Some 43 percent of respondents said that a third round of Fed bond-buying within the next two years is likely, and another 33 percent gave it even odds. That was before the U.S. government's latest labor market report, which showed that the economy overall added no jobs in August.
A Reuters poll of primary dealers following the dismal jobs report put the probability of a new round of quantitative easing within six months at 45 percent.
Joblessness topped the list of economists' worries in the NABE survey, as forecasters cut their expectations for jobs growth, and now see the unemployment rate — which registered 9.1 percent in August — falling just to 8.5 percent by the end of next year. In May, they expected it to fall to 8 percent by then.

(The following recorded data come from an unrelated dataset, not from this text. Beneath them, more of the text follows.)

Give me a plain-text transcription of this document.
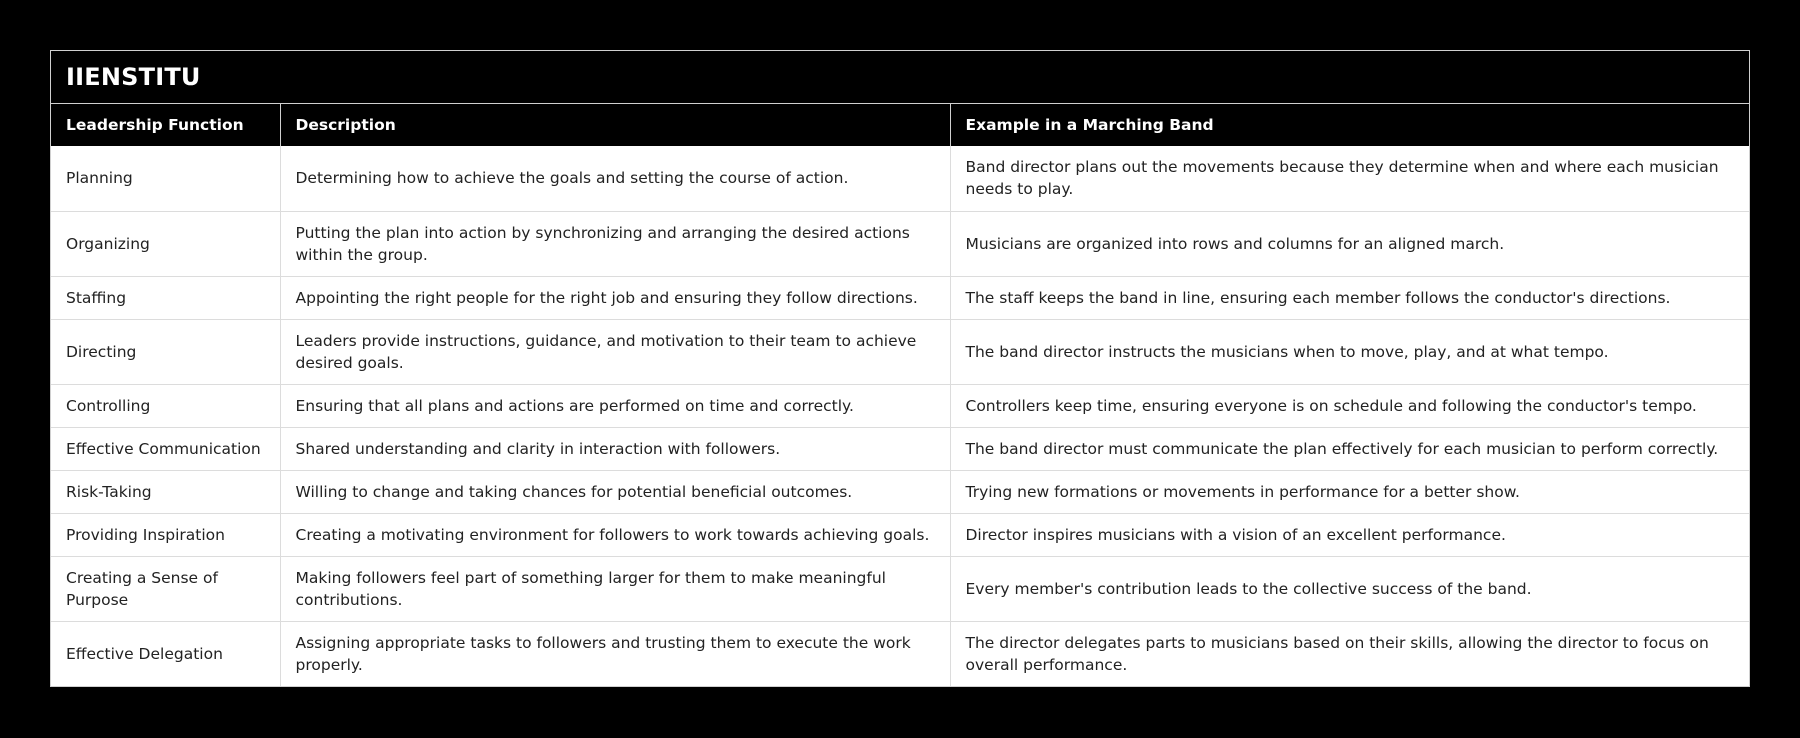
IIENSTITU
Leadership Function	Description	Example in a Marching Band
Planning	Determining how to achieve the goals and setting the course of action.	Band director plans out the movements because they determine when and where each musician needs to play.
Organizing	Putting the plan into action by synchronizing and arranging the desired actions within the group.	Musicians are organized into rows and columns for an aligned march.
Staffing	Appointing the right people for the right job and ensuring they follow directions.	The staff keeps the band in line, ensuring each member follows the conductor's directions.
Directing	Leaders provide instructions, guidance, and motivation to their team to achieve desired goals.	The band director instructs the musicians when to move, play, and at what tempo.
Controlling	Ensuring that all plans and actions are performed on time and correctly.	Controllers keep time, ensuring everyone is on schedule and following the conductor's tempo.
Effective Communication	Shared understanding and clarity in interaction with followers.	The band director must communicate the plan effectively for each musician to perform correctly.
Risk-Taking	Willing to change and taking chances for potential beneficial outcomes.	Trying new formations or movements in performance for a better show.
Providing Inspiration	Creating a motivating environment for followers to work towards achieving goals.	Director inspires musicians with a vision of an excellent performance.
Creating a Sense of Purpose	Making followers feel part of something larger for them to make meaningful contributions.	Every member's contribution leads to the collective success of the band.
Effective Delegation	Assigning appropriate tasks to followers and trusting them to execute the work properly.	The director delegates parts to musicians based on their skills, allowing the director to focus on overall performance.
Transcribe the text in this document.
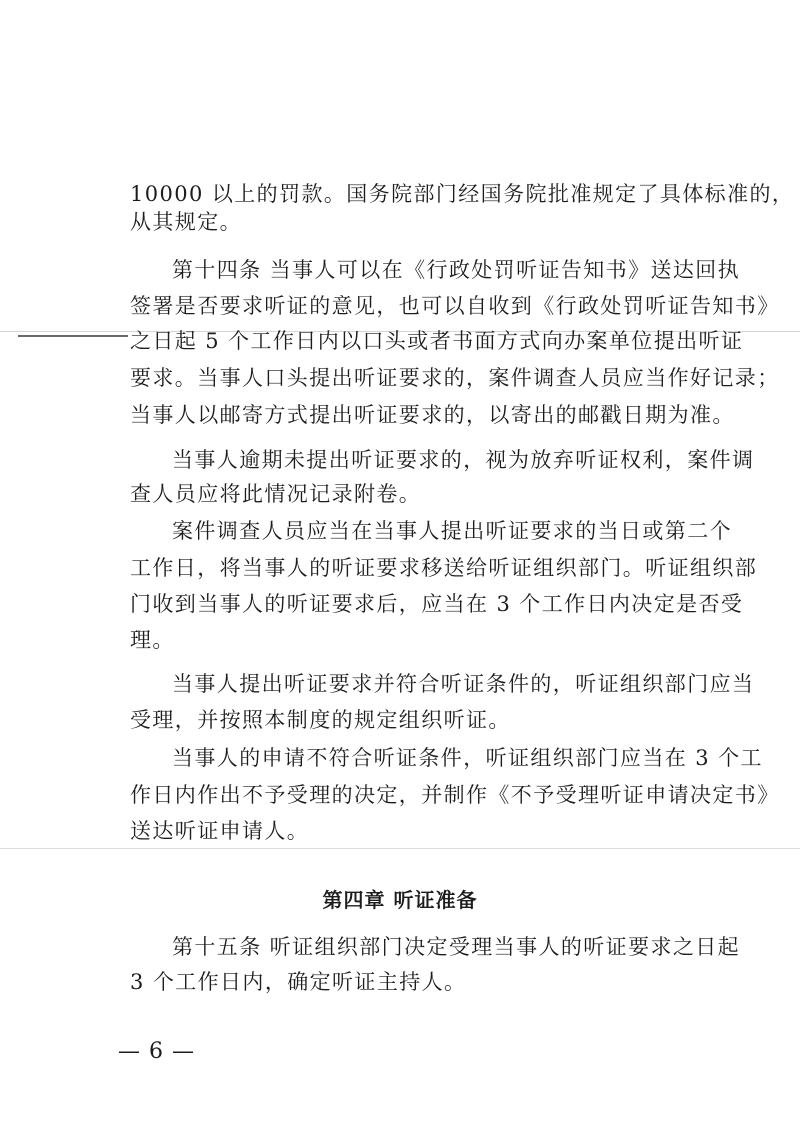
10000 以上的罚款。国务院部门经国务院批准规定了具体标准的，
从其规定。
第十四条 当事人可以在《行政处罚听证告知书》送达回执
签署是否要求听证的意见，也可以自收到《行政处罚听证告知书》
之日起 5 个工作日内以口头或者书面方式向办案单位提出听证
要求。当事人口头提出听证要求的，案件调查人员应当作好记录；
当事人以邮寄方式提出听证要求的，以寄出的邮戳日期为准。
当事人逾期未提出听证要求的，视为放弃听证权利，案件调
查人员应将此情况记录附卷。
案件调查人员应当在当事人提出听证要求的当日或第二个
工作日，将当事人的听证要求移送给听证组织部门。听证组织部
门收到当事人的听证要求后，应当在 3 个工作日内决定是否受
理。
当事人提出听证要求并符合听证条件的，听证组织部门应当
受理，并按照本制度的规定组织听证。
当事人的申请不符合听证条件，听证组织部门应当在 3 个工
作日内作出不予受理的决定，并制作《不予受理听证申请决定书》
送达听证申请人。
第四章 听证准备
第十五条 听证组织部门决定受理当事人的听证要求之日起
3 个工作日内，确定听证主持人。
— 6 —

They now expect the economy to fall short of full employment until at least 2015.
Economists expect consumer spending growth to slow sharply, rising just 2.1 percent this year and next, down from a 3 percent pace in 2010. In May they expected consumer spending to be up 2.8 percent in 2012.
They also see a slower housing recovery, projecting that prices will fall 2 percent this year, before rising 1 percent next year. They had expected a 1.5 percent decline this year, and a 2 percent rise in 2012.
The constellation of concerns is largely consistent with those expressed by top Fed officials, including Fed Chairman Ben Bernanke, who last week listed "persistently high unemployment" among reasons for sluggish consumer spending, and the weak housing market as a continuing drag.
Notably economists kept their forecast for the core PCE price index — the Fed's preferred measure of inflation — at 1.7 percent for next year.
On Thursday, Bernanke said higher inflation is transitory and has not become ingrained in the economy.
Some 58 percent of the forecasters said that the U.S. budget battle that brought the nation to the brink of a possible default in early August made them less confident that the United States will deal with its deficit problem.